En graines étrangères, on emploie :
1. La graine de Liébau, la meilleure pour le rendement en graines et la rusticité ;
2. La graine de Zélande, qui fournit le lin le plus long ;
3. La graine de Flandre, qui possède des qualités identiques à celle de Zélande.
La graine de Liébau est expédiée en barils de 100 kilogrammes ; celle de Zélande et de Flandre, en sacs du même poids. Les 100 kilogrammes, à Liébau et en Flandre, se vendent 50 à 60 francs, et en Zélande, 70 475 francs.
La bonne graine doit être longue, luisante, pleine, d'une franche couleur vert olive, et avoir la pointe un peu cambrée. On la prépare, en la vannant avec soin sur des vans de parchemin. La quantité employée par hectare varie de 180 à 200 kilogrammes ; en graines de pays ou en vieilles graines, on augmente les proportions d'un quart en sus.
L'époque de la semaille est du 15 mars au 5 avril, quand on ne craint plus les gelées.

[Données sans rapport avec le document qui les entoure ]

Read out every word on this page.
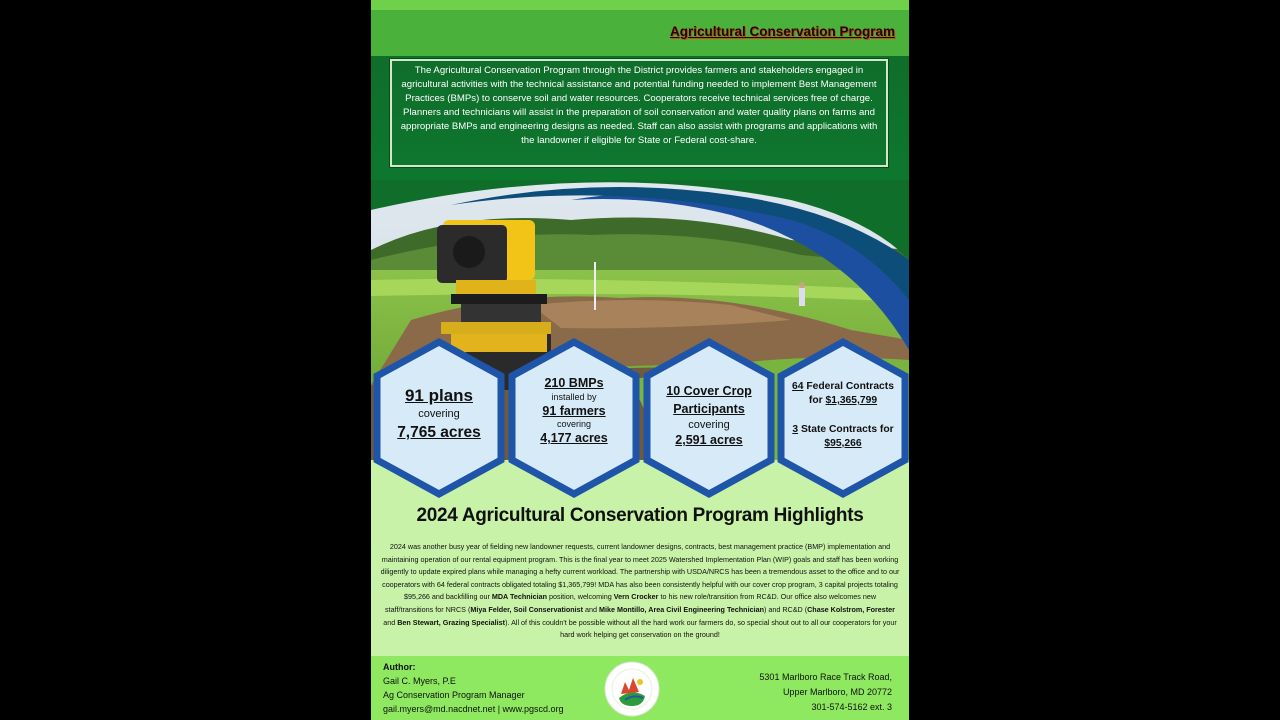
Agricultural Conservation Program
The Agricultural Conservation Program through the District provides farmers and stakeholders engaged in agricultural activities with the technical assistance and potential funding needed to implement Best Management Practices (BMPs) to conserve soil and water resources. Cooperators receive technical services free of charge. Planners and technicians will assist in the preparation of soil conservation and water quality plans on farms and appropriate BMPs and engineering designs as needed. Staff can also assist with programs and applications with the landowner if eligible for State or Federal cost-share.
91 plans
covering
7,765 acres
210 BMPs
installed by
91 farmers
covering
4,177 acres
10 Cover Crop Participants
covering
2,591 acres
64 Federal Contracts
for $1,365,799
3 State Contracts for
$95,266
2024 Agricultural Conservation Program Highlights
2024 was another busy year of fielding new landowner requests, current landowner designs, contracts, best management practice (BMP) implementation and maintaining operation of our rental equipment program. This is the final year to meet 2025 Watershed Implementation Plan (WIP) goals and staff has been working diligently to update expired plans while managing a hefty current workload. The partnership with USDA/NRCS has been a tremendous asset to the office and to our cooperators with 64 federal contracts obligated totaling $1,365,799! MDA has also been consistently helpful with our cover crop program, 3 capital projects totaling $95,266 and backfilling our MDA Technician position, welcoming Vern Crocker to his new role/transition from RC&D. Our office also welcomes new staff/transitions for NRCS (Miya Felder, Soil Conservationist and Mike Montillo, Area Civil Engineering Technician) and RC&D (Chase Kolstrom, Forester and Ben Stewart, Grazing Specialist). All of this couldn't be possible without all the hard work our farmers do, so special shout out to all our cooperators for your hard work helping get conservation on the ground!
Author:
Gail C. Myers, P.E
Ag Conservation Program Manager
gail.myers@md.nacdnet.net | www.pgscd.org
5301 Marlboro Race Track Road,
Upper Marlboro, MD 20772
301-574-5162 ext. 3
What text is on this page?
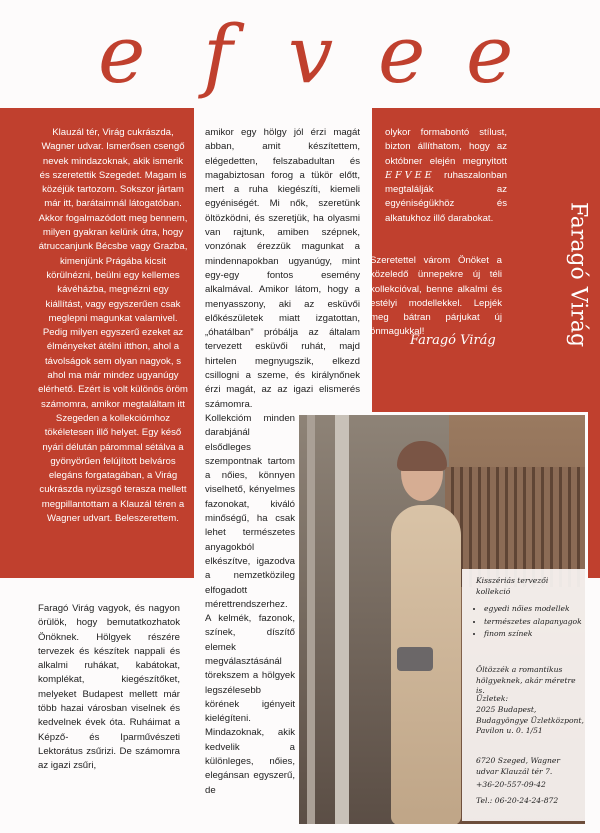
e f v e e
Klauzál tér, Virág cukrászda, Wagner udvar. Ismerősen csengő nevek mindazoknak, akik ismerik és szeretettik Szegedet. Magam is közéjük tartozom. Sokszor jártam már itt, barátaimnál látogatóban. Akkor fogalmazódott meg bennem, milyen gyakran kelünk útra, hogy átruccanjunk Bécsbe vagy Grazba, kimenjünk Prágába kicsit körülnézni, beülni egy kellemes kávéházba, megnézni egy kiállítást, vagy egyszerűen csak meglepni magunkat valamivel. Pedig milyen egyszerű ezeket az élményeket átélni itthon, ahol a távolságok sem olyan nagyok, s ahol ma már mindez ugyanúgy elérhető. Ezért is volt különös öröm számomra, amikor megtaláltam itt Szegeden a kollekciómhoz tökéletesen illő helyet. Egy késő nyári délután párommal sétálva a gyönyörűen felújított belváros elegáns forgatagában, a Virág cukrászda nyüzsgő terasza mellett megpillantottam a Klauzál téren a Wagner udvart. Beleszerettem.
amikor egy hölgy jól érzi magát abban, amit készítettem, elégedetten, felszabadultan és magabiztosan forog a tükör előtt, mert a ruha kiegészíti, kiemeli egyéniségét. Mi nők, szeretünk öltözködni, és szeretjük, ha olyasmi van rajtunk, amiben szépnek, vonzónak érezzük magunkat a mindennapokban ugyanúgy, mint egy-egy fontos esemény alkalmával. Amikor látom, hogy a menyasszony, aki az esküvői előkészületek miatt izgatottan, „óhatálban” próbálja az általam tervezett esküvői ruhát, majd hirtelen megnyugszik, elkezd csillogni a szeme, és királynőnek érzi magát, az az igazi elismerés számomra.
Kollekcióm minden darabjánál elsődleges szempontnak tartom a nőies, könnyen viselhető, kényelmes fazonokat, kiváló minőségű, ha csak lehet természetes anyagokból elkészítve, igazodva a nemzetközileg elfogadott mérettrendszerhez. A kelmék, fazonok, színek, díszítő elemek megválasztásánál törekszem a hölgyek legszélesebb körének igényeit kielégíteni. Mindazoknak, akik kedvelik a különleges, nőies, elegánsan egyszerű, de
olykor formabontó stílust, bizton állíthatom, hogy az októbner elején megnyitott EFVEE ruhaszalonban megtalálják az egyéniségükhöz és alkatukhoz illő darabokat.
Szeretettel várom Önöket a közeledő ünnepekre új téli kollekcióval, benne alkalmi és estélyi modellekkel. Lepjék meg bátran párjukat új önmagukkal!
Faragó Virág	Faragó Virág
Faragó Virág vagyok, és nagyon örülök, hogy bemutatkozhatok Önöknek. Hölgyek részére tervezek és készítek nappali és alkalmi ruhákat, kabátokat, komplékat, kiegészítőket, melyeket Budapest mellett már több hazai városban viselnek és kedvelnek évek óta. Ruháimat a Képző- és Iparművészeti Lektorátus zsűrizi. De számomra az igazi zsűri,
Kisszériás tervezői kollekció
• egyedi nőies modellek
• természetes alapanyagok
• finom színek
Öltözzék a romantikus hölgyeknek, akár méretre is.
Üzletek:
2025 Budapest, Budagyöngye Üzletközpont, Pavilon u. 0. 1/51
6720 Szeged, Wagner udvar Klauzál tér 7.
+36-20-557-09-42
Tel.: 06-20-24-24-872
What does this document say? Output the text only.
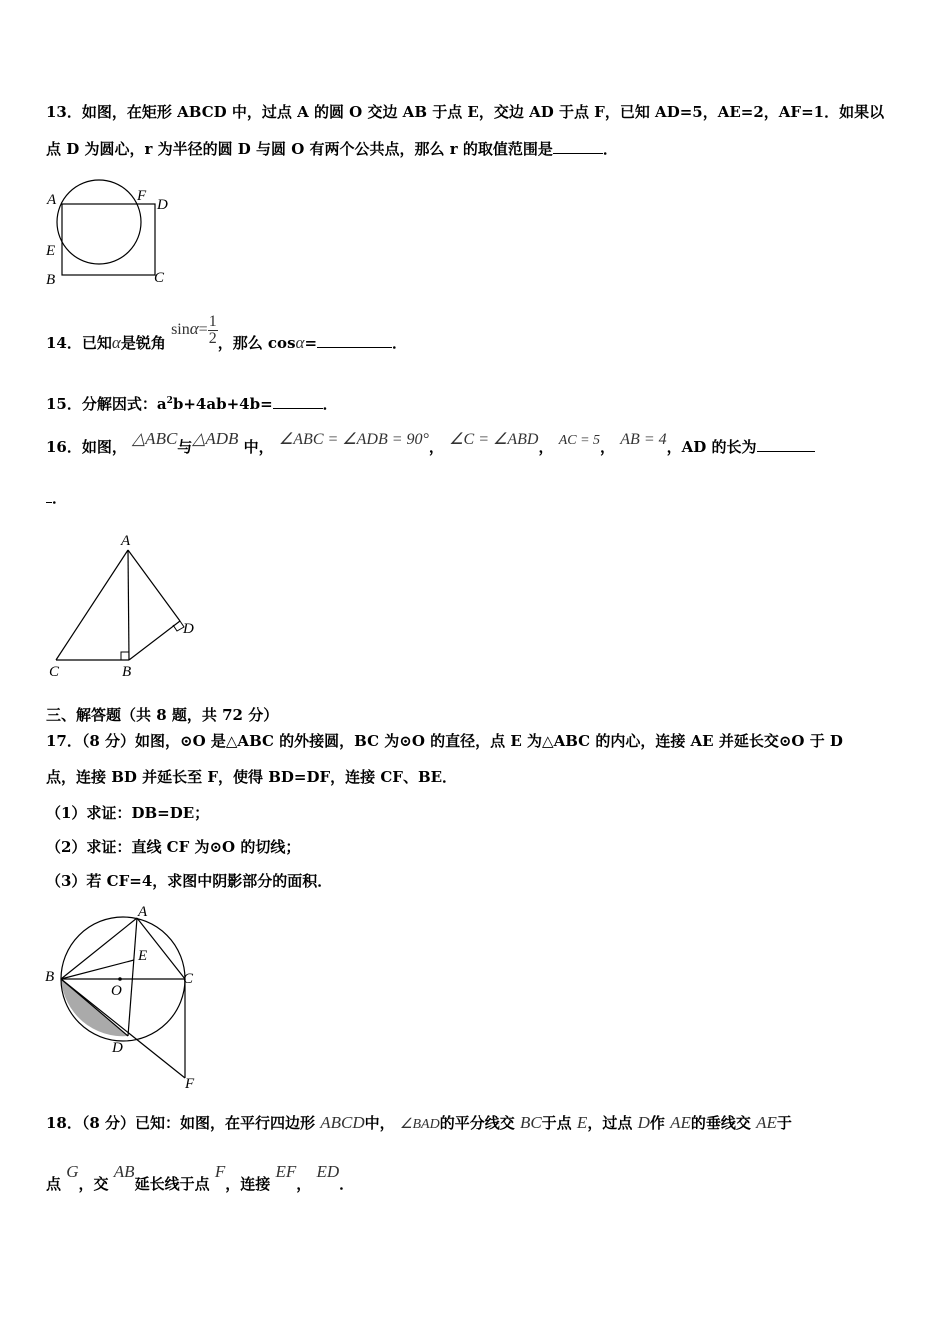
13．如图，在矩形 ABCD 中，过点 A 的圆 O 交边 AB 于点 E，交边 AD 于点 F，已知 AD=5，AE=2，AF=1．如果以
点 D 为圆心，r 为半径的圆 D 与圆 O 有两个公共点，那么 r 的取值范围是	．
A	F
D
E
B	C
14．已知α是锐角 $\sin\alpha= \frac{1}{2}$ ，那么 cosα=	．
15．分解因式：$a^2b+4ab+4b=$	．
16．如图， △ABC与△ADB 中， ∠ABC = ∠ADB = 90°， ∠C = ∠ABD， AC = 5， AB = 4，AD 的长为
．
A
C	B
D
三、解答题（共 8 题，共 72 分）
17．（8 分）如图，⊙O 是△ABC 的外接圆，BC 为⊙O 的直径，点 E 为△ABC 的内心，连接 AE 并延长交⊙O 于 D
点，连接 BD 并延长至 F，使得 BD=DF，连接 CF、BE．
（1）求证：DB=DE；
（2）求证：直线 CF 为⊙O 的切线；
（3）若 CF=4，求图中阴影部分的面积．
A
B
E
O
C
D
F
18．（8 分）已知：如图，在平行四边形 ABCD中， ∠BAD的平分线交 BC于点 E，过点 D作 AE的垂线交 AE于
点 G，交 AB延长线于点 F，连接 EF， ED．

Le lin lève au bout de 6 à 10 jours. Il est sujet à la rouille après les brusques changements de température, surtout lorsqu'il a été trop fumé. Les pucerons l'attaquent aussi quelquefois ; on s'en débarrasse en répandant 4 hectolitres de cendres par hectare. Pendant la croissance du lin, on lui donne généralement deux sarclages ; le premier exige de 32 à 40 personnes, et revient à 24 ou 30 francs ; le second ne demande que 20 à 26 personnes, et coûte de 15 à 19 francs.
On commence ordinairement la récolte à la fin de juin, aussitôt que le lin jaunit et que ses feuilles tombent ; on n'attend pas une parfaite maturité ; on préfère sacrifier la graine, qui, n'étant pas assez mûre pour semence, est propre à être vendue aux huileries, et obtenir une filasse ayant plus de douceur, de blancheur et de finesse.
Le lin s'arrache par poignées, dont chacune est liée avec un brin et posée sur le champ. On ne laisse pas javeler, on enlève et on égrène, aussitôt que possible, sur l'aire ou dans la grange. En mauvais temps, on cesse l'arrachage, coûte que coûte, plutôt que d'enlever du lin mouillé. A Lézardrieux, on égrène sur le champ même. L'égrènement se fait habituellement avec des peignes de fer qui détachent les gousses de la tige. On laisse les gousses se sécher au soleil pendant une quinzaine de jours ; puis on les bat, soit en les pilant avec les pieds, soit en les dépiquant avec des chevaux, soit en les battant au fléau.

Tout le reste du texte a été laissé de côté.